Modern CUDA kernels — Hopper/Blackwell hand-rolled CUDA-C, CUTLASS template instantiations, FlashAttention 2/3 variants — take 10s to 60s each through NVRTC. A persistent disk cache turns subsequent runs into single-digit-millisecond hot starts.

§Design

  • Key: (source_hash, arch, options_hash) where arch is the SM compute capability (e.g. 80, 90, 100) and options_hash is FNV-1a of the NVRTC compile options in their original order (callers should sort beforehand if they want order-insensitive keys — see hash_options).
  • Value: serialised PTX (and optional CUBIN) bytes wrapped in CachedKernel.
  • Storage: filesystem under $XDG_CACHE_HOME/atomr-accel/nvrtc/ (or $HOME/.cache/atomr-accel/nvrtc/, falling back to $TMPDIR/atomr-accel/nvrtc/).

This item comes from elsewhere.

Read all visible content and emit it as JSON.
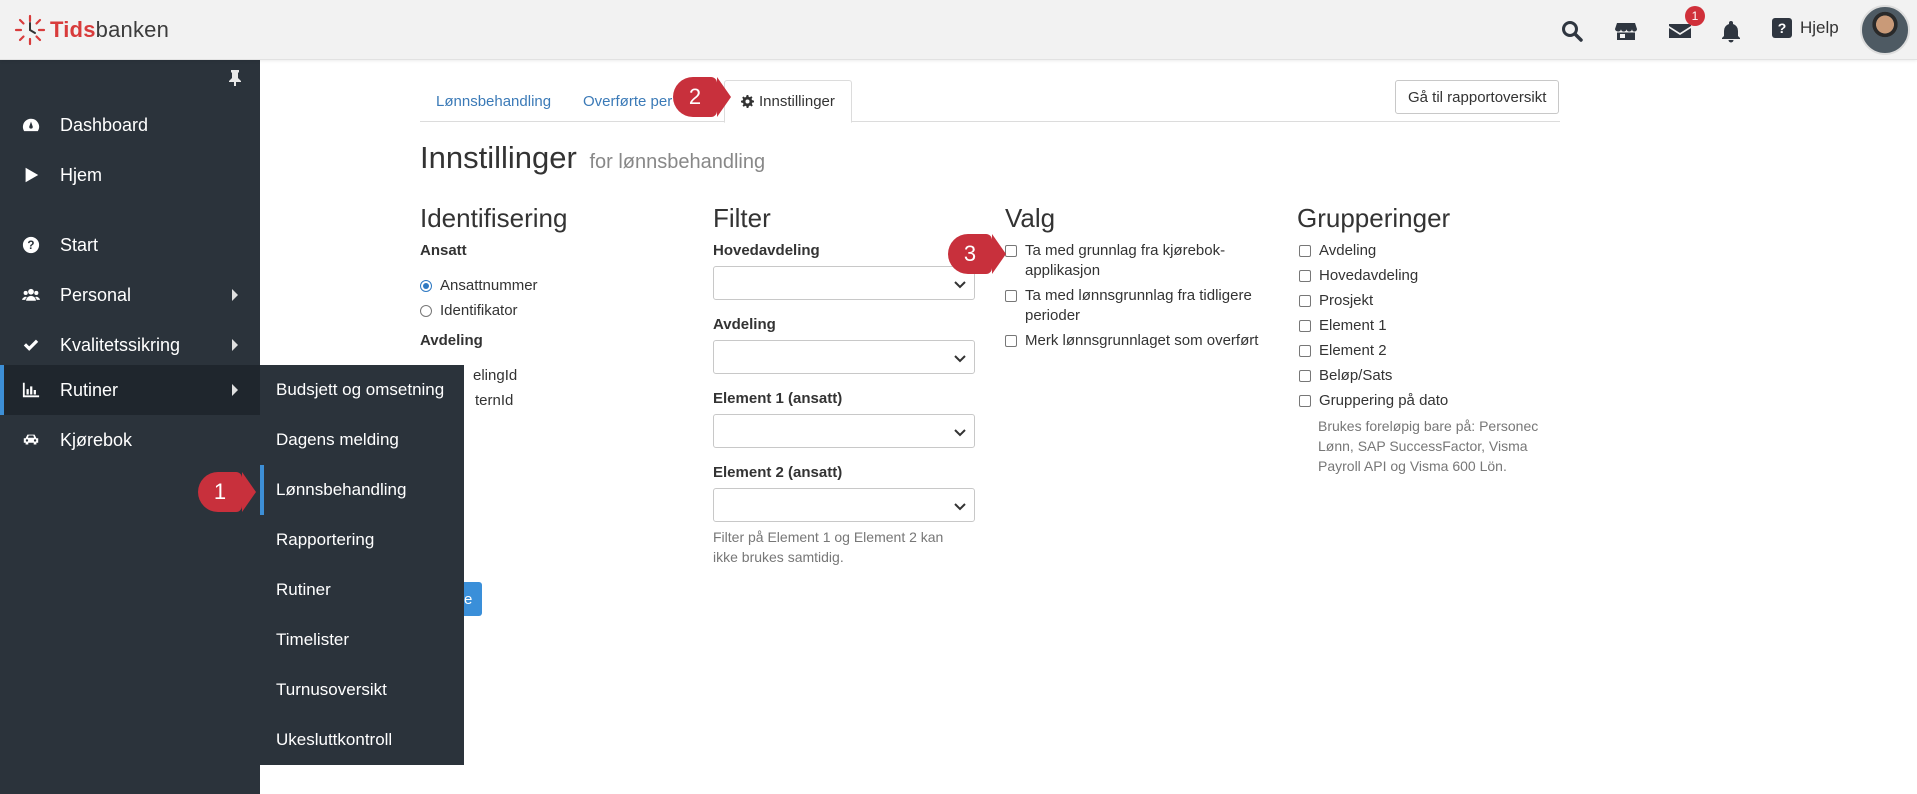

One file per cache entry, named {source_hash:016x}-{arch}-{options_hash:016x}.bin.
  • Format: bincode of CachedKernel. Entries whose atomr_accel_version does not match [env!("CARGO_PKG_VERSION")] are rejected on load.
  • Concurrency: in-process RwLocked HashMap read-through cache. Cross-process safety via atomic file write (<name>.tmp then rename).

§Usage

use atomr_accel_cuda::nvrtc_cache::{
    hash_options, hash_source, CachedKernel, NvrtcCache, NvrtcCacheKey,
};

let cache = NvrtcCache::new().unwrap();
let src = "extern \"C\" __global__ void noop() {}";
let key = NvrtcCacheKey {
    source_hash: hash_source(src),
    arch: 80,
    options_hash: hash_options(["-std=c++17", "--use_fast_math"]),
};
if let Some(entry) = cache.get(key) {
    println!("hot: {} bytes of PTX", entry.ptx.len());
} else {
    // ... NVRTC compile ...
    let ptx: Vec<u8> = b"PTX...".to_vec();
    cache.insert(key, CachedKernel::new(ptx, None)).unwrap();
}

Phase 5 will wire NvrtcActor through this cache; this module ships the storage layer alone.

Structs§

CachedKernel
On-disk and in-memory cache value.
NvrtcCache
Read-through disk cache for compiled NVRTC kernels.
NvrtcCacheKey
Composite cache key. source_hash and options_hash are produced by hash_source / hash_options; arch is the SM compute capability as an integer (e.g. 80, 90, 100).

Functions§

hash_options
FNV-1a 64-bit hash of an iterable of NVRTC compile options.
hash_source
FNV-1a 64-bit hash of a kernel source string. Stable across processes and across crate compilations.